C’est ici qu’a été présenté, lors de la 5e édition de l’événement (30 août-2 septembre), le résultat de ce travail. Soit Les Miraux, où trois personnages – un couple en crise et la sœur de l’homme, fermière dont l’exploitation n’est guère en meilleur état – tentent de résister aux divers dangers qui les menacent. Environnementaux et relationnels.
Nourrie d’échanges avec Didier de la Porte, qui a transformé au début des années 1980 la culture traditionnelle de la ferme du château de Villerville en bio, et de rencontres multiples (jusqu’à un chien dont le propriétaire, un voisin du chalet, gère les allées et venues pendant le spectacle), cette pièce est une « fiction construite à partir d’improvisations » qui illustre très bien l’esprit du festival. Son côté alternatif.
Conjuguant ancrage territorial et exigence artistique, « Un festival à Villerville » se démarque de la logique festivalière dominante, qui privilégie la diffusion au détriment du soutien à la création.

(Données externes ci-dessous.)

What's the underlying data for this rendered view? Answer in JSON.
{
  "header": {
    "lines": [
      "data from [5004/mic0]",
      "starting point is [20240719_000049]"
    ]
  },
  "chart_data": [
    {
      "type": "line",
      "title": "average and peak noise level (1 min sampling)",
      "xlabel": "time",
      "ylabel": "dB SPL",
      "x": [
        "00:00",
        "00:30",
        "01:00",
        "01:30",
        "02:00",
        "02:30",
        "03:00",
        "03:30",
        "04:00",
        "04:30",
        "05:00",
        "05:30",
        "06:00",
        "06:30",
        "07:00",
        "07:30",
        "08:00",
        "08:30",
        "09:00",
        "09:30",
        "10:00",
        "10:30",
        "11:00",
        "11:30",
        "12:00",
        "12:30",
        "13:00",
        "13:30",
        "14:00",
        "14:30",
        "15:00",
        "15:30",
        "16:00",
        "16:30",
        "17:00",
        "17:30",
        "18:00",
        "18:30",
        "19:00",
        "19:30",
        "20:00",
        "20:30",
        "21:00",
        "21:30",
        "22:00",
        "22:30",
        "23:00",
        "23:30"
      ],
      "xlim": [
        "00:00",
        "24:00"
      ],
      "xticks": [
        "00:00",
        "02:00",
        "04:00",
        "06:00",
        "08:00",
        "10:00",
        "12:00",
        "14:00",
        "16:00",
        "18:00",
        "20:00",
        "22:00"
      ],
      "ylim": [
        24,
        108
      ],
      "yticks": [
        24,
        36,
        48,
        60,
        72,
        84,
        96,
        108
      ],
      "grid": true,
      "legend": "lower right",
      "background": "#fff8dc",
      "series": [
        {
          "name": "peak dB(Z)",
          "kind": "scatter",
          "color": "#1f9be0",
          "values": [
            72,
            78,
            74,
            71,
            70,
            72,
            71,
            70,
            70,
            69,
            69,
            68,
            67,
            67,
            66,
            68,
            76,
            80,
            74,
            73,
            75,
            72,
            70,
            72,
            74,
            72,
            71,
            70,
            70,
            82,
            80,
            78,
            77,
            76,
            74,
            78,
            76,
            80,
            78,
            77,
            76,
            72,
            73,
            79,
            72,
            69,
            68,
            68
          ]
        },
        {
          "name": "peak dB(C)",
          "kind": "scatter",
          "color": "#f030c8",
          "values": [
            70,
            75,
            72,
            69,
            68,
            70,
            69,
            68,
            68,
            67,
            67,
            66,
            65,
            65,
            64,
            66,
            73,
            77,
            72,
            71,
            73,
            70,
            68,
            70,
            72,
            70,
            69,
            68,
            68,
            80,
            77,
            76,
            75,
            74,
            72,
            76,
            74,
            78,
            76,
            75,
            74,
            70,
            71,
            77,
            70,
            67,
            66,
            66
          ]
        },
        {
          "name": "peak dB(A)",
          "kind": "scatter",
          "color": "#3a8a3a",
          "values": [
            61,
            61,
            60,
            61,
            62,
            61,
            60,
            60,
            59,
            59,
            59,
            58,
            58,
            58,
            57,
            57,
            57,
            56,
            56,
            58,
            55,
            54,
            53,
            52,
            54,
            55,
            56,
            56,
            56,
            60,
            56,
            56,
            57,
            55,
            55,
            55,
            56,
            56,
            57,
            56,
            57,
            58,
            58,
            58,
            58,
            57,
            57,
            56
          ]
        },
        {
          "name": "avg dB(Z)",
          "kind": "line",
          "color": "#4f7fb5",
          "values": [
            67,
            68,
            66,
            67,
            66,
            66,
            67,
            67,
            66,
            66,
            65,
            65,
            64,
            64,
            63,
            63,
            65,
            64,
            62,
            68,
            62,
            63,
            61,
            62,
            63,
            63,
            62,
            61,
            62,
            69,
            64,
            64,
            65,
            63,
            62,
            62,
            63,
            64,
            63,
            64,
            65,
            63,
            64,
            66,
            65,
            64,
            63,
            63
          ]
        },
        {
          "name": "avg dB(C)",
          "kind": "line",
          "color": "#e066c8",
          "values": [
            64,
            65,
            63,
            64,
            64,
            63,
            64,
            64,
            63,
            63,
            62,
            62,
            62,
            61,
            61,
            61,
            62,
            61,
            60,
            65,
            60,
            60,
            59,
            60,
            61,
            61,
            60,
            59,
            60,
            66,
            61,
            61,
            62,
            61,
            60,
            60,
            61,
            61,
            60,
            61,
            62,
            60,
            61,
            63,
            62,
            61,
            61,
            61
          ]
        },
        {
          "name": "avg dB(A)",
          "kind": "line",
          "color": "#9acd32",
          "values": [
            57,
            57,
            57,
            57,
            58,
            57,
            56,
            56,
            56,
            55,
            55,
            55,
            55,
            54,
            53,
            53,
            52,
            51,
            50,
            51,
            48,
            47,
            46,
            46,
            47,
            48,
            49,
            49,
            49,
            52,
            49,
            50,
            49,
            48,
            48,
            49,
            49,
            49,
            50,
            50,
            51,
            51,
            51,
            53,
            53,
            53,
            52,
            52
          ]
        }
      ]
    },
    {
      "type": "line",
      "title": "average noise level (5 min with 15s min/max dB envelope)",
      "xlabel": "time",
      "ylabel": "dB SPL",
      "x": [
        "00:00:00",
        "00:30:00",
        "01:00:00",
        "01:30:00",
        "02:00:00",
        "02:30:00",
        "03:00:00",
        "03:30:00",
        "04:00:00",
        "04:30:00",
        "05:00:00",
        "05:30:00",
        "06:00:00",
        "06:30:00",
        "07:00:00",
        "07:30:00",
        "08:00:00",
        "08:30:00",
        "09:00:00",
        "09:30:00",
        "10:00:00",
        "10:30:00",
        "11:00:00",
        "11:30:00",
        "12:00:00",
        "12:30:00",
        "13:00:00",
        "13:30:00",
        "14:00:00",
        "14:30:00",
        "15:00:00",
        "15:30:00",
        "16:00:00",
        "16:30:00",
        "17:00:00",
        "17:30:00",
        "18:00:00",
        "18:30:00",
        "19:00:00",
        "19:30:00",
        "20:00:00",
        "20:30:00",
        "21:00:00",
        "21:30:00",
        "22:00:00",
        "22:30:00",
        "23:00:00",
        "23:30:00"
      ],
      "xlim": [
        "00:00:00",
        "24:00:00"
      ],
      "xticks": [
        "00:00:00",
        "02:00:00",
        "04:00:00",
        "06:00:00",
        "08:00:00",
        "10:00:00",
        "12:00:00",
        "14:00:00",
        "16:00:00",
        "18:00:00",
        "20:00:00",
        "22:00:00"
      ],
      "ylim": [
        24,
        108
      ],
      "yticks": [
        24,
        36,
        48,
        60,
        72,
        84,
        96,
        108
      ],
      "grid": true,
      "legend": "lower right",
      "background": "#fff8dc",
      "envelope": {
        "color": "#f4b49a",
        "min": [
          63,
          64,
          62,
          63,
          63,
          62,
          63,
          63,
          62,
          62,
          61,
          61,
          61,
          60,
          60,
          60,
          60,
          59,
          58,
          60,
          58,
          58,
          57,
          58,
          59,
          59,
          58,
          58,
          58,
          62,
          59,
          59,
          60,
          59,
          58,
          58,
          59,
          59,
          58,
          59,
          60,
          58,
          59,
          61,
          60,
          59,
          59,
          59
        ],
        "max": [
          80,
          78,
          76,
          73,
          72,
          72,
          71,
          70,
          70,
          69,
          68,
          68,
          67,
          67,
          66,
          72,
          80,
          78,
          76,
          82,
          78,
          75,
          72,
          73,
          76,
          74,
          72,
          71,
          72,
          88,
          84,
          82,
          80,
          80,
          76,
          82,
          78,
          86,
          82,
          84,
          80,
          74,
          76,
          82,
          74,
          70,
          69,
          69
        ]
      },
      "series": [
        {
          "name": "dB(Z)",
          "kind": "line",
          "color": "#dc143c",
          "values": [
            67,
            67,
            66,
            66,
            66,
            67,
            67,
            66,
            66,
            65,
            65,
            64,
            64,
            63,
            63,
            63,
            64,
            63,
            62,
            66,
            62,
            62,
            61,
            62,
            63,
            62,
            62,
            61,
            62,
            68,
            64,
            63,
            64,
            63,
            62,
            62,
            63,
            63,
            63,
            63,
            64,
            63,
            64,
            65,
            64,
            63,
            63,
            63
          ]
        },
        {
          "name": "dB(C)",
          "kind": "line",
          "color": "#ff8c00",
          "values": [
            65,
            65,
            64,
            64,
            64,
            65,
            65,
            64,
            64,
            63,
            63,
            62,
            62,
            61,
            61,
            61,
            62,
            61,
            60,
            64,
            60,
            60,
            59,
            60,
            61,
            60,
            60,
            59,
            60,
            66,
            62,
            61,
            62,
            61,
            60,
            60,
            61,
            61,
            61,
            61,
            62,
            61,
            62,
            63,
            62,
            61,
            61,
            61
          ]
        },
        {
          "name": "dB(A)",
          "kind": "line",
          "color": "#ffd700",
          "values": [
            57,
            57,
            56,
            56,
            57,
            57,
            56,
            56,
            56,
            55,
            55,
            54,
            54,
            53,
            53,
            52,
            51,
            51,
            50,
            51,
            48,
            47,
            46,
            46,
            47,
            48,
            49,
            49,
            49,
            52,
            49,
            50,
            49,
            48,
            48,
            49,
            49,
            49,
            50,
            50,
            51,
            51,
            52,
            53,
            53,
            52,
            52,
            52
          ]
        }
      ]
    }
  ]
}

Après une carrière d’attaché de presse et d’administrateur au sein de plusieurs structures – le Festival d’Avignon puis celui d’automne sous la direction d’Alain Crombecque et le Théâtre de l’Odéon, entre autres – et la codirection du festival Paris quartier d’été, Alain Desnot cherche en effet à « revenir aux fondamentaux du festival en étant à l’écoute des envies de la nouvelle génération d’artistes, dont une partie souhaite s’éloigner de l’institution pour faire un théâtre de proximité ».
Plutôt qu’un « découvreur », le directeur se définit comme un « veilleur ». À la retraite, il met bénévolement son expérience au service de ce désir de proximité, qui suscite depuis quelques années la création de festivals « différents ». Celui de Villeréal dans le Lot-et-Garonne, par exemple, où, depuis dix ans, des artistes présentent des créations inédites après une résidence de six semaines. Et organisent des repas, des concerts et autres moments de partage avec les habitants impliqués dans l’organisation de l’événement. Dans le même esprit, Les Effusions à Val-de-Reuil (Eure) ont organisé leur troisième édition les 1er et 2 septembre, et la première édition des Estivales à Vendegies-sur-Écaillon (Nord), portée par la compagnie Art & Cendres, a eu lieu du 30 août au 2 septembre. Une tendance qui, selon Alain Desnot, « pourrait être qualifiée de “deuxième décentralisation théâtrale” si elle venait à s’étendre ».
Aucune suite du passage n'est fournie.